By Gloria Lloyd
Ole Miss student Ally Kostial, who was from Sunset Hills and graduated from Lindbergh High School in 2016, was remembered in a vigil at the school Thursday night as a “beautiful soul” and positive force in the lives of nearly everyone she touched.
The body of Kostial, 21, was found near a lake about 20 miles from the Ole Miss campus last weekend. Brandon Theesfeld, 22, was charged with murder Tuesday.
But as the sun set at Lindbergh High Thursday night, the more than 100 attendees of a candlelight vigil focused on the life of the girl they had known, rather than the tragic way her bright life was cut short.
Most of the 17 speakers graduated with or knew Kostial at Lindbergh, where she was involved in cheerleading, running and other activities.
“If sunshine was a person, it would have been Ally,” said Hannah Bartz.
“She was a joy in all our lives,” another friend agreed.
The friends who spoke, one after another, relayed the good times they spent with Kostial in high school, when they remembered making T-shirt quilts and talking for hours, and sleepovers in elementary school.
“Everyone up here was her best friend,” Samantha Martin said after the vigil. “She was a great friend to everybody. She made everyone feel included, and she didn’t want anyone to feel left out.”
Nick Luitjens, 21, said he only vaguely knew Kostial until their senior year together at Lindbergh when they were both in an organization, Students on the Go, running in Forest Park. One day, he felt he just couldn’t finish, and Kostial sang a song with him the whole way to get him across the finish line.
She was also the only person who would play tennis with him, even though he wasn’t the greatest player.
“For her it wasn’t about keeping the ball in play, but sharing something that made her happy,” he said. “She lives on through all of us.

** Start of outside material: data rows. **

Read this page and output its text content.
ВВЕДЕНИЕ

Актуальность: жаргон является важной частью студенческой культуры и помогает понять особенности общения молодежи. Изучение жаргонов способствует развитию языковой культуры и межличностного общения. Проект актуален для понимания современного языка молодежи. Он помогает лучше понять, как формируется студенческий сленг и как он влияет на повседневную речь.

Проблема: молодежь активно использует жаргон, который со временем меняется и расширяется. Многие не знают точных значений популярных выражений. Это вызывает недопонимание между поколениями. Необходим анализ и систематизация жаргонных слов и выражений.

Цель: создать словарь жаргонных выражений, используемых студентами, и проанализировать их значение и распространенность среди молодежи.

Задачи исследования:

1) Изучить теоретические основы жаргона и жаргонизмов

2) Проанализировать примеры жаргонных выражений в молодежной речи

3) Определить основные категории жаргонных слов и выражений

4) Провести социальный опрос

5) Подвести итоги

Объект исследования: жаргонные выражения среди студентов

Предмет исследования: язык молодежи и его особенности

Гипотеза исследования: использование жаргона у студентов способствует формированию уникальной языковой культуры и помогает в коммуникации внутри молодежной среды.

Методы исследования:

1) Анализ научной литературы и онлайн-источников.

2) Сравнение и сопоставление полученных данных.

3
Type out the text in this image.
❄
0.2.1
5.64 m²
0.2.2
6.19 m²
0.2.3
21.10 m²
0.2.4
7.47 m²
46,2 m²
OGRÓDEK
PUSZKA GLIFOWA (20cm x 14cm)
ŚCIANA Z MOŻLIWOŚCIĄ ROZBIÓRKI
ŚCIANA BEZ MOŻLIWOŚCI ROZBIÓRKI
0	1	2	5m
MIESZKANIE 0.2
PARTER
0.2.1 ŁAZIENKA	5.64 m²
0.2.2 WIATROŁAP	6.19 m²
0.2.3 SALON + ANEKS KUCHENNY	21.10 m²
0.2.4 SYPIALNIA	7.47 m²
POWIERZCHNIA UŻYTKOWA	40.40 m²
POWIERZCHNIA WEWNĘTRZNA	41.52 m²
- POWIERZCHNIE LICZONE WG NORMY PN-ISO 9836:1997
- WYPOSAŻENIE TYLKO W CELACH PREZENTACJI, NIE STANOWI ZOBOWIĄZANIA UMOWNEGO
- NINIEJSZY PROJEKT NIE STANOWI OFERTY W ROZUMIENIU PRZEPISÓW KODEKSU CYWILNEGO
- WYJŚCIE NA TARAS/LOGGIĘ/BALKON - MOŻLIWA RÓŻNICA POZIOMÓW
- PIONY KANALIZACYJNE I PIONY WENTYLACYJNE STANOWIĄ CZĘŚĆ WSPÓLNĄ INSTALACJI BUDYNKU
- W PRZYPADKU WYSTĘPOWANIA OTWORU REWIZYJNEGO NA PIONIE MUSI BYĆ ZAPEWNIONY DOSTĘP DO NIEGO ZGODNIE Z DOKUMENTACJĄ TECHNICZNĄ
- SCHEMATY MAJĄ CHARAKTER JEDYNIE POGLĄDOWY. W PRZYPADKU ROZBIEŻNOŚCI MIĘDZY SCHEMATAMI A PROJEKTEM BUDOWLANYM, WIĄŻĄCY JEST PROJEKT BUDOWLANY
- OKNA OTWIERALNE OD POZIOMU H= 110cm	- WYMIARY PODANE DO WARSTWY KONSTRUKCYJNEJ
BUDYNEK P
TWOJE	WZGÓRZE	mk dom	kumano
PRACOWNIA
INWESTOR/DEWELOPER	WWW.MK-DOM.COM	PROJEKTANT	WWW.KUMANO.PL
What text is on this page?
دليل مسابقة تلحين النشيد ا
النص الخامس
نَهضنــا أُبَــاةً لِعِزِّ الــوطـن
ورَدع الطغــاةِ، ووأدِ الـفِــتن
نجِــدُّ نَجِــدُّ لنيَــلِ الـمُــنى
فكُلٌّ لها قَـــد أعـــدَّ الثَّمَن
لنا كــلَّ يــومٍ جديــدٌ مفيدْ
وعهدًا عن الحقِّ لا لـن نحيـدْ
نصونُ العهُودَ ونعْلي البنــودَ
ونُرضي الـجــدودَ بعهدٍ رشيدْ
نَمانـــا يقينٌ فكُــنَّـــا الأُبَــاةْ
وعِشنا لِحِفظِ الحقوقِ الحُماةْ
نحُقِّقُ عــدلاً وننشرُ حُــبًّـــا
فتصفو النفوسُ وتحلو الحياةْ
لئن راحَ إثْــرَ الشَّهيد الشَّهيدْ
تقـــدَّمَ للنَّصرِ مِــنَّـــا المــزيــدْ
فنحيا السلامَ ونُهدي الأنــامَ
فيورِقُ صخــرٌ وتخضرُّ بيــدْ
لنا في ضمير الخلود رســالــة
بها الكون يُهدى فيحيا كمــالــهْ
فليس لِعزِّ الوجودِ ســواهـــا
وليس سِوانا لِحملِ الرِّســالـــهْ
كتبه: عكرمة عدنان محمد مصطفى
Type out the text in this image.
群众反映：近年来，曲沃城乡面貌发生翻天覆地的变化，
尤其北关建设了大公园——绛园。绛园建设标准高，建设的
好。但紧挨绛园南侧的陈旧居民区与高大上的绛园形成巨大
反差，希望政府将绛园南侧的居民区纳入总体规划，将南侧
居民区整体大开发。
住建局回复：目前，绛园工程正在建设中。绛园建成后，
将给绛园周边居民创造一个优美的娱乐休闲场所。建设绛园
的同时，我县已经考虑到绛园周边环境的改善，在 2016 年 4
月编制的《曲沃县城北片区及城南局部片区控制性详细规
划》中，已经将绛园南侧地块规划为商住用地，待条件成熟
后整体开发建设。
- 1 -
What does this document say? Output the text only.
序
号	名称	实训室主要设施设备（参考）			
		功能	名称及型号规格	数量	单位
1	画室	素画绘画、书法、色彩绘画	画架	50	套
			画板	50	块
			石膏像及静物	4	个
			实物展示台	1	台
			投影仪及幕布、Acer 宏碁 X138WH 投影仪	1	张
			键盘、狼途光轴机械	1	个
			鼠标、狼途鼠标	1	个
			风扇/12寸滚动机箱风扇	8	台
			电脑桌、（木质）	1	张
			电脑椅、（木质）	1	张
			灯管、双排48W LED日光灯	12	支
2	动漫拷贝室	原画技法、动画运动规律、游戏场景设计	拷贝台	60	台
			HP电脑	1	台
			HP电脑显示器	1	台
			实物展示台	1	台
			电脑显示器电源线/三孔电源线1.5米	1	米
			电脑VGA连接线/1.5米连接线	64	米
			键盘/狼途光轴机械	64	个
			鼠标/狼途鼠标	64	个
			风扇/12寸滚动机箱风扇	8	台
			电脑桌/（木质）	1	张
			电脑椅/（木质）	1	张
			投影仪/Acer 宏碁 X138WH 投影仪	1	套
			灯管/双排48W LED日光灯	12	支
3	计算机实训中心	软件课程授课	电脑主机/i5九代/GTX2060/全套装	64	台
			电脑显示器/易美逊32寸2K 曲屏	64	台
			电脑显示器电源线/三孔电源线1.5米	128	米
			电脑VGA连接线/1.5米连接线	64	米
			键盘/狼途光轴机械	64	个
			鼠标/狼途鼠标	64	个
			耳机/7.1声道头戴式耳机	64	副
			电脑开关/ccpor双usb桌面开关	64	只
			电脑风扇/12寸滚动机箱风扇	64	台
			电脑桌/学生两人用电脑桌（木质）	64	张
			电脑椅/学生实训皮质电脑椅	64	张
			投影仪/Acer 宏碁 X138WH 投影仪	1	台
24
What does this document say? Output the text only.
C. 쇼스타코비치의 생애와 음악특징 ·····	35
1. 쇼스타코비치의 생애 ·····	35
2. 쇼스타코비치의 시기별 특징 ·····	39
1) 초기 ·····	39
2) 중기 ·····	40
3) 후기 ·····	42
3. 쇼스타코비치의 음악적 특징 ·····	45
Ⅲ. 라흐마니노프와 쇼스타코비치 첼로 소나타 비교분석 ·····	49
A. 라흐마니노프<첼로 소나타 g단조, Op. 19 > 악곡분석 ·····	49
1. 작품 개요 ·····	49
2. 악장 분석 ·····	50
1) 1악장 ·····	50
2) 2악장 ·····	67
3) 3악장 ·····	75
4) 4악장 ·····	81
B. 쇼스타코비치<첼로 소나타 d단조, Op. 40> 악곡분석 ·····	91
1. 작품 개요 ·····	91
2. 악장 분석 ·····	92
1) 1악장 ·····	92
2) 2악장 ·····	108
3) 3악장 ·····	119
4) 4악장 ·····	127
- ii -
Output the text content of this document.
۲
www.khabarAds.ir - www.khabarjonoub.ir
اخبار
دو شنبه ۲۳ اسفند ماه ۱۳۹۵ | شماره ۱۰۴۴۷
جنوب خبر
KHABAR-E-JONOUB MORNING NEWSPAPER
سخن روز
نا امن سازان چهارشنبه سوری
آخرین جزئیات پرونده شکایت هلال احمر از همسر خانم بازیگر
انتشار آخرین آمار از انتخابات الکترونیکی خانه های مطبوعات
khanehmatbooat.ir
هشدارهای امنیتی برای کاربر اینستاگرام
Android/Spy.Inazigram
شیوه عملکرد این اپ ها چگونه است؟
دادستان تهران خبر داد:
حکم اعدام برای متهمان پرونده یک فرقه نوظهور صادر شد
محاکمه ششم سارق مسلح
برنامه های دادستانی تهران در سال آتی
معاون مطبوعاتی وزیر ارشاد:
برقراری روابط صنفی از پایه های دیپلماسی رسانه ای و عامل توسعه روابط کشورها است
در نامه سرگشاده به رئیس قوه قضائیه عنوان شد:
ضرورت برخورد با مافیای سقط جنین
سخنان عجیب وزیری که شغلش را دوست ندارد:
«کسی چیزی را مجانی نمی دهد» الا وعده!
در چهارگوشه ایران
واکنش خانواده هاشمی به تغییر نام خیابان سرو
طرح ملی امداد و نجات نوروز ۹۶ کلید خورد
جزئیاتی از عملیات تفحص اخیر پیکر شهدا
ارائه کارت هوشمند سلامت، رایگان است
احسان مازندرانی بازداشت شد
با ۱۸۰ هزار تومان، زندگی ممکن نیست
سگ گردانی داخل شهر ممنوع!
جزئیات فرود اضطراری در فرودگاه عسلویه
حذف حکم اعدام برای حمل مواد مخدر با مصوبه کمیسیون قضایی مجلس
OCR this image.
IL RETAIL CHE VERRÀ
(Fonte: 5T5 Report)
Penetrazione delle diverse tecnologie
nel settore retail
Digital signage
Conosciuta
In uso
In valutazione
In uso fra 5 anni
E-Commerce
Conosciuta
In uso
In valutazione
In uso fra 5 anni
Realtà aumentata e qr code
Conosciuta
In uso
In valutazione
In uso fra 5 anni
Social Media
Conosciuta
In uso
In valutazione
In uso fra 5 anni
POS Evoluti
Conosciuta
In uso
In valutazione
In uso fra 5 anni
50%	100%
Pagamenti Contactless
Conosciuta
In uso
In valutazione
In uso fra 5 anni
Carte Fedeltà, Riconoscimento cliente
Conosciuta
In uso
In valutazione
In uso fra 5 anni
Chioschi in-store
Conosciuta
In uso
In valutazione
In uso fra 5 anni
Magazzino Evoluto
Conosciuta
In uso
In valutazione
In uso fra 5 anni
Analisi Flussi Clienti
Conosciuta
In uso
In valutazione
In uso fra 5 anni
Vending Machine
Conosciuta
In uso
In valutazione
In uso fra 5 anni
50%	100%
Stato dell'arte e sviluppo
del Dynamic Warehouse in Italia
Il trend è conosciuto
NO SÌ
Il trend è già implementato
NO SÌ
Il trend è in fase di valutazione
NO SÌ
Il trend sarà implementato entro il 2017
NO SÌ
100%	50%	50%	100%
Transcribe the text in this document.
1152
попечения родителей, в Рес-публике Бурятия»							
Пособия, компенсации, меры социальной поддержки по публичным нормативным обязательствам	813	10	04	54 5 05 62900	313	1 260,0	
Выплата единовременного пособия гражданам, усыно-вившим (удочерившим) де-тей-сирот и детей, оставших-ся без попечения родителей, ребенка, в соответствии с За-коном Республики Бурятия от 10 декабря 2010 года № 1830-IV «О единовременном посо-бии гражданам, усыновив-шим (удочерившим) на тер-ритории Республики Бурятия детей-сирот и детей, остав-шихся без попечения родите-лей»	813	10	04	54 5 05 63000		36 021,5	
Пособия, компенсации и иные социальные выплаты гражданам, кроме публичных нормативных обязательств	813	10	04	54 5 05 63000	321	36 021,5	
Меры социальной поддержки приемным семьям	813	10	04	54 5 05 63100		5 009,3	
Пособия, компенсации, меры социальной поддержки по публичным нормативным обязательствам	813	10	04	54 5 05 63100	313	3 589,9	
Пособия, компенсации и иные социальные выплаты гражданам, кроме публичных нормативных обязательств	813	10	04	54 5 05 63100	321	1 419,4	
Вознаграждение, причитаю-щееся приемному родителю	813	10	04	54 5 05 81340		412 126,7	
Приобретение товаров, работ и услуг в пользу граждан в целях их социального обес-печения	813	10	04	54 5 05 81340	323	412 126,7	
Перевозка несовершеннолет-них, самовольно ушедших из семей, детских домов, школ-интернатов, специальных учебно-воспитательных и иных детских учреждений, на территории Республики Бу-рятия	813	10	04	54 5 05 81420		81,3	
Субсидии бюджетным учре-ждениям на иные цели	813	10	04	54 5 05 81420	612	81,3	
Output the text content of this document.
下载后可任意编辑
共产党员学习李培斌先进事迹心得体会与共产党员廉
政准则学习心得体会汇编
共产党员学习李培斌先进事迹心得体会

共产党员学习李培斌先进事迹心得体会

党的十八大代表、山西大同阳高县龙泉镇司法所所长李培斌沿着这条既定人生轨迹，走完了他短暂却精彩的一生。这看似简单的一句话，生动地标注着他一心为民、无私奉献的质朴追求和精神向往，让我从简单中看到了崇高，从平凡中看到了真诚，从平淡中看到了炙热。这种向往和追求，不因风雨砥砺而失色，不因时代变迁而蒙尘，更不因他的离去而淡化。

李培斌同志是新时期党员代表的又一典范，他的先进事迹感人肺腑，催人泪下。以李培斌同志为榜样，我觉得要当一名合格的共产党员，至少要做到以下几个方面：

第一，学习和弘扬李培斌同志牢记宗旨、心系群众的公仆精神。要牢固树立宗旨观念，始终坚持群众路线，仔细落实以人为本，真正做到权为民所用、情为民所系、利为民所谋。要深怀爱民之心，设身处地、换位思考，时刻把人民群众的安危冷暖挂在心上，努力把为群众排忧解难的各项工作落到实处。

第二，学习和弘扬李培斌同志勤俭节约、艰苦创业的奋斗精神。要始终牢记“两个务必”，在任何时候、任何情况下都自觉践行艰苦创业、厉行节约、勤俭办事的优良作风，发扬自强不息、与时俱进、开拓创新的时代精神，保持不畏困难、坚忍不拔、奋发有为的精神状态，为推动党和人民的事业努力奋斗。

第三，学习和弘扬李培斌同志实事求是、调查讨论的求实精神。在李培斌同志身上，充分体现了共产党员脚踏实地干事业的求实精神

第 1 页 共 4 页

That’s how she was — everybody was her friend, no matter how long or how much she knew you.”
Ben Pearly, 19, said he had known Kostial since they were toddlers, because his sister Lizzie was her friend growing up. Kostial convinced them all to join the Sunset Hills swim team.
“She wasn’t the best athlete, but she was the best person to be around,” he said, remembering a time when she was “dead last” in a competition and stopped during the race and smiled.
“It was such an Ally thing to do, I’ll never forget that,” he said.
Friend after friend said they will always remember her smile, which lit up a room. She was always smiling, they said.
One friend spoke of a memory from senior year that wasn’t memorable for what happened but just because “it was just a happy memory, smiling and laughing.”
Lauren Mueller, 20, said she remembered the time the two talked in Kostial’s backyard about life. She has never forgotten the advice her older, wiser friend gave her: “Never be afraid to be yourself… I’ll always remember that.”
One childhood friend said they lost touch in high school as the friend fell in with a different crowd, but when she didn’t have a date for prom, Kostial said she would ride with her so she didn’t have to show up alone.
“She would sacrifice anything to make the people around her happy,” the friend said. “And if you didn’t know her, you know her now, because that’s exactly what she was.”
Another friend said, “What mattered to her was making everyone else feel special. I will just cherish every second, every moment that was spent with her.”
The tributes continue at Lindbergh, where mourners have created a makeshift memorial at the high school’s sign, bringing flowers and photos. Attendees at the vigil wrote out messages on signs that will be given to Kostial’s parents, Keith and Cindy.